The latest example is in Shelton v. Target Advance LLC, CIVIL ACTION NO. 18-2070, 2019 U.S. Dist. LEXIS 64713 (E.D. Pa April 16, 2019). There, Plaintiff used his cell phone for business and personal use, but listed the number as the contact for his business, Final Verdict Solutions, in public directories. Defendant called the number to pitch a business loan, apparently without consent. Sounds like slam dunk TCPA violation right? Wrong.
The Defendant argued that Final Verdict Solutions is not a business at all—it is merely a sham concocted by the Plaintiff to net business-to-business telemarketing calls to his cell phone. Although the Court reserved judgment on the issue—there was a factual dispute as to whether or not that is true—it held that if the business really was a sham, then the Plaintiff would likely lack prudential standing to pursue TCPA claims for calls to that number following the rationale in the Czar’s big win Stoops v. Wells Fargo Bank, N.A., 197 F.Supp.3d 782 (W.D. Pa. 2016). Awesome!
In an additional piece of good news, the Court also granted judgment to the Defendant on the component of Plaintiff’s DNC claims. Pretty straightforward stuff. Those claims require calls to a ‘residential’ number and, as Plaintiff was clearly using the number for business purposes the Court found that the Plaintiff lacked standing to pursue those claims. (Notably, the Court probably incorrectly determined that Plaintiff lacked standing; rather, the Defendant had a complete defense to the claim, which is not the same thing as the court lacking standing—as Justice Easterbrook reminded TCPAWorld a few days ago.)

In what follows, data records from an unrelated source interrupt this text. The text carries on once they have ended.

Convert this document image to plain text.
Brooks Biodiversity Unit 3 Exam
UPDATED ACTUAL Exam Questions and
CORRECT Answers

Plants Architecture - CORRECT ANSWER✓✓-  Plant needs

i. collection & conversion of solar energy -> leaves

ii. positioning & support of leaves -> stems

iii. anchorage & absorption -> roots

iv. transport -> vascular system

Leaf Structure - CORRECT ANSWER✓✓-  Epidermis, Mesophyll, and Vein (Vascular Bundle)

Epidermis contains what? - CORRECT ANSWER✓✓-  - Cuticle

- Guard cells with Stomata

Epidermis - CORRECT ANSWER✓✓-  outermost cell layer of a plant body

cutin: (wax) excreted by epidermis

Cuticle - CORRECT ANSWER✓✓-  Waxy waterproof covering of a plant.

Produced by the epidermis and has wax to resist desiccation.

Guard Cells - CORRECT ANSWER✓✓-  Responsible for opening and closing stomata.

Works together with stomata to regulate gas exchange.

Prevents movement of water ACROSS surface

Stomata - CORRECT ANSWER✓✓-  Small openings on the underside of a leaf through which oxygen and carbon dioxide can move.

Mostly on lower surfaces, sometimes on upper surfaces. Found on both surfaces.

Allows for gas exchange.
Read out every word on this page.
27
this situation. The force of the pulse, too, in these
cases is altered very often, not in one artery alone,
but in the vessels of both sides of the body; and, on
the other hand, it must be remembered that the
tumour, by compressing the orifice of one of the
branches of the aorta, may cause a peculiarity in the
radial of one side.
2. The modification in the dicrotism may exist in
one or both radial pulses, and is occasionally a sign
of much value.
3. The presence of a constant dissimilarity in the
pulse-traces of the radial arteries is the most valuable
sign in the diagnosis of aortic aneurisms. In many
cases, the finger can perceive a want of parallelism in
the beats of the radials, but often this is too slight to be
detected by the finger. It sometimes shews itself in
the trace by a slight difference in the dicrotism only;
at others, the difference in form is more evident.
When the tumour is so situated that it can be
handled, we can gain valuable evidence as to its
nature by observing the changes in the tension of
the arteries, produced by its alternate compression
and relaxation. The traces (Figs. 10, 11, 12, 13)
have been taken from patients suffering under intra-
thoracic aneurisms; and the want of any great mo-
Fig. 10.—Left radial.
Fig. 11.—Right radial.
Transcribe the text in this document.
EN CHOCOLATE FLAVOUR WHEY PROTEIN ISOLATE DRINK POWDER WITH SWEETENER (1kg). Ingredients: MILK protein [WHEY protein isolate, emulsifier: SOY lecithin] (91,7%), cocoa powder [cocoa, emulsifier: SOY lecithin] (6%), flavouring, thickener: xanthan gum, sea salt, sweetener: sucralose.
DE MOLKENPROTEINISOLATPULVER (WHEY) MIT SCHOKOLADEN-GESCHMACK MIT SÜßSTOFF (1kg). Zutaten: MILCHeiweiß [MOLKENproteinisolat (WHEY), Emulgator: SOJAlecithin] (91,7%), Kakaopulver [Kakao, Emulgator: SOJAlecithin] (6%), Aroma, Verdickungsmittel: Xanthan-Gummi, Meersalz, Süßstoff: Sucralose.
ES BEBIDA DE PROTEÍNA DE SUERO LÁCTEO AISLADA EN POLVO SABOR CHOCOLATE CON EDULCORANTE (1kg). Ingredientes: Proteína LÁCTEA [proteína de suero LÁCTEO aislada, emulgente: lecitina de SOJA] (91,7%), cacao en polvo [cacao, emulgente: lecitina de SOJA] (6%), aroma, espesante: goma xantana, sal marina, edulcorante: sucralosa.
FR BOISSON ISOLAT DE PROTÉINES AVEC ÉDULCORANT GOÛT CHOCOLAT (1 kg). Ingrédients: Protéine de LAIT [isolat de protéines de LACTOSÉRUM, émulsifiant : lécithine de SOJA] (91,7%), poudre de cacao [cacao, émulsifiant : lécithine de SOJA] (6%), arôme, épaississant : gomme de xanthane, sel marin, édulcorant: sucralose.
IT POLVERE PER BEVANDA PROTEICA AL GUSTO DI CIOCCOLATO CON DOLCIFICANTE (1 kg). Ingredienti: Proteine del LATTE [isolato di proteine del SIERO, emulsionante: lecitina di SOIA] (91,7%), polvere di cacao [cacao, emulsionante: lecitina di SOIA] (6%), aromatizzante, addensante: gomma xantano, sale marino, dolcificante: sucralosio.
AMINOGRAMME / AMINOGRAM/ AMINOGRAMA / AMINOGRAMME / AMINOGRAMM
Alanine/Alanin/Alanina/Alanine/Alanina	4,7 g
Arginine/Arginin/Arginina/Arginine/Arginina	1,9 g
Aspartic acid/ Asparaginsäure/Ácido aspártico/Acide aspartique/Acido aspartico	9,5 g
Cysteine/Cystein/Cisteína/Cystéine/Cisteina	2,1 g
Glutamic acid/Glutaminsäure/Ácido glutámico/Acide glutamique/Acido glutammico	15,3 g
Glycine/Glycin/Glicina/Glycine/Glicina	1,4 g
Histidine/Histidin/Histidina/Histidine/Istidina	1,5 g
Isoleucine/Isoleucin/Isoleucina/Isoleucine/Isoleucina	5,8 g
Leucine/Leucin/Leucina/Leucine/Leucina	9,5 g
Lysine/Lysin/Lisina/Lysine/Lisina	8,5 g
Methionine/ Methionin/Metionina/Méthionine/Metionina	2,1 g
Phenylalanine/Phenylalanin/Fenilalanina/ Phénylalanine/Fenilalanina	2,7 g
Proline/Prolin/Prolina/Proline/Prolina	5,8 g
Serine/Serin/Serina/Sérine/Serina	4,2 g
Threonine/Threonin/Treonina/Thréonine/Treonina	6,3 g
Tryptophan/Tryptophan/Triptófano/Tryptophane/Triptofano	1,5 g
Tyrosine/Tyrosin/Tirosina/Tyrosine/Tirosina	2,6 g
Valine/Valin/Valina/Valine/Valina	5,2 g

Good to see the defendant in Shelton calling the Plaintiff to account for his alleged sham business activity. The opinion recites that the Plaintiff may have already recovered numerous TCPA settlements. That sounds a lot like what the Czar was facing in Stoops and it’s pretty intolerable. If the claims against the Plaintiff turn out to be true, we look forward to another big prudential standing ruling in TCPAWorld.